Quando o tempo permite, no retorno ao ônibus após a aula, os alunos encontram Edinho na sua cadeira de praia, tomando chimarrão e sempre pronto para bater um papo. Questionado sobre já ter deixado algum aluno para trás, Edson conta que depende do horário. “Na saída em Santo Antônio, sim, já aconteceu, pois não acho justo atrasar todos os alunos por conta de um único que não chegou na hora. Mas na volta para casa, nunca deixei ninguém desamparado. Às vezes tem alguma saída, alguma atividade que os alunos se atrasam e eu sempre digo: pode vir tranquilo que eu estou te esperando. Antes de sair da Unisinos, sei de todos os alunos que entraram mais cedo no ônibus, e de cada um que ainda não voltou”, concluiu.
Durante a conversa na casa da família, Edilaine contou também que Edinho nunca está parado: “O Edinho pedreiro eu garanto que vocês não conhecem, né?”. O motorista por sua vez afirmou que, de fato, no tempo livre ou quando está de férias, sempre tem algo para arrumar em casa: torneiras, chuveiros, ergue paredes e as pinta também – no momento, os fundos da casa estão ganhando uma área nova com churrasqueira: “Quando me aposentar vou chamar o pessoal todo para o churrasco”.
Questionado sobre a aposentadoria, Edinho destacou que ainda tem cerca de 10 anos pela frente, mas que depois pretende dedicar todo o tempo à família, que é sua prioridade absoluta. Sobre viagens, afirmou também que a família sempre viaja de carro. “Viagem de ônibus, só se eu estiver dirigindo”, brincou.




Fé e gratidão
Já no final da visita, enquanto olhávamos a obra da nova peça – que vai ter até “quarto de lavar roupa e banheiro”, segundo Lorenzo – uma visita chegou: era Gutierrez, ex-colega e vizinho de Edinho, que foi tomar um chimarrão e falou um pouco sobre o motorista: “Como colega, ele é especial. Não tem o que falar dele. Condução, então, nem se fala. E como pessoa, eu apareço aqui de vez em quando para tomar um chimarrão e conversar: se não venho, ele chama.
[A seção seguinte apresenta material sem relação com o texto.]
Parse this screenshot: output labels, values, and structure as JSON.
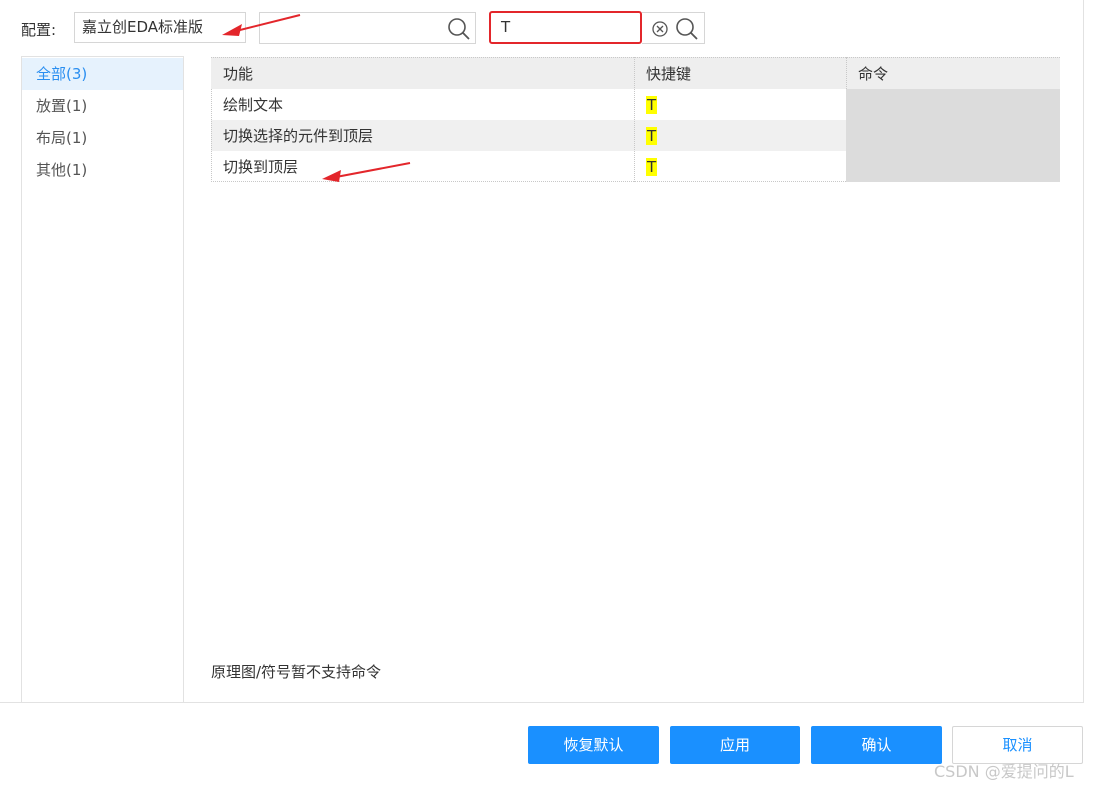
{
  "config": {
    "label": "配置:",
    "selected": "嘉立创EDA标准版"
  },
  "search": {
    "value": ""
  },
  "key_search": {
    "value": "T"
  },
  "categories": [
    {
      "label": "全部(3)",
      "active": true
    },
    {
      "label": "放置(1)",
      "active": false
    },
    {
      "label": "布局(1)",
      "active": false
    },
    {
      "label": "其他(1)",
      "active": false
    }
  ],
  "table": {
    "headers": [
      "功能",
      "快捷键",
      "命令"
    ],
    "rows": [
      {
        "function": "绘制文本",
        "shortcut": "T"
      },
      {
        "function": "切换选择的元件到顶层",
        "shortcut": "T"
      },
      {
        "function": "切换到顶层",
        "shortcut": "T"
      }
    ]
  },
  "note": "原理图/符号暂不支持命令",
  "buttons": {
    "restore": "恢复默认",
    "apply": "应用",
    "confirm": "确认",
    "cancel": "取消"
  },
  "watermark": "CSDN @爱提问的L",
  "colors": {
    "accent": "#1a90ff",
    "highlight": "#ffff00",
    "annotation": "#e3262b"
  },
  "icons": {
    "search": "search-icon",
    "clear": "clear-circle-icon"
  }
}
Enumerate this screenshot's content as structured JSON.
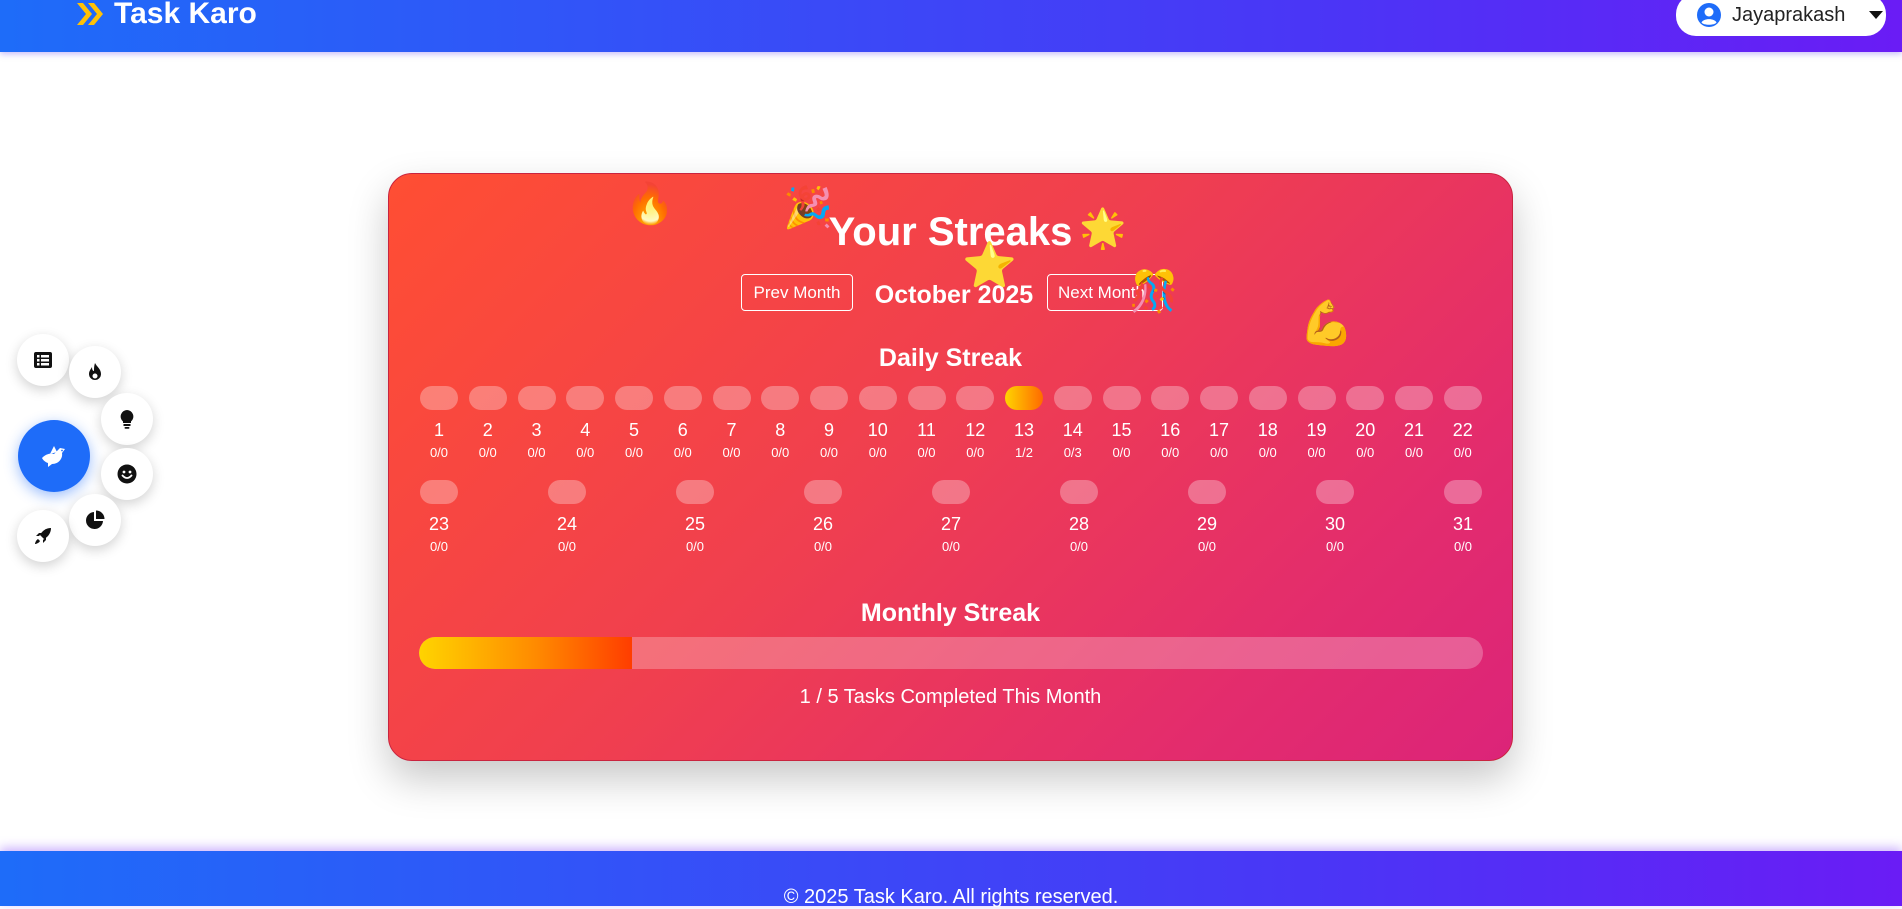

Se venho e não tem chimarrão, logo em seguida ele já faz”.
Uma das passageiras mais jovens do ônibus, Marceli Marostika, estudante de Biomedicina, destacou: “Quando eu me formar, muitos dos meus agradecimentos irão para o Edinho”. No fim das contas, talvez esse seja o depoimento que explica porque Edson Luís de Souza Barth é muito mais do que um motorista e é uma figura que merece ter sua história registrada aqui nesse perfil: ele é um profissional essencial para a formação acadêmica de muitos jovens. É um cara ímpar, um amigo para cada um das dezenas de alunos que já transportou.
“Acredito muito em Deus também. Peço sempre que ele abençoe o nosso caminho e tenha a segurança dos alunos em primeiro lugar. Sempre quando sai um filho de casa, que vai estudar, vai trabalhar, alguém em casa tá esperando ele de volta”, concluiu Edinho: sem superpoderes, sem capas, sem supercarros, mas dono de uma grande responsabilidade, que carrega com leveza e confiança.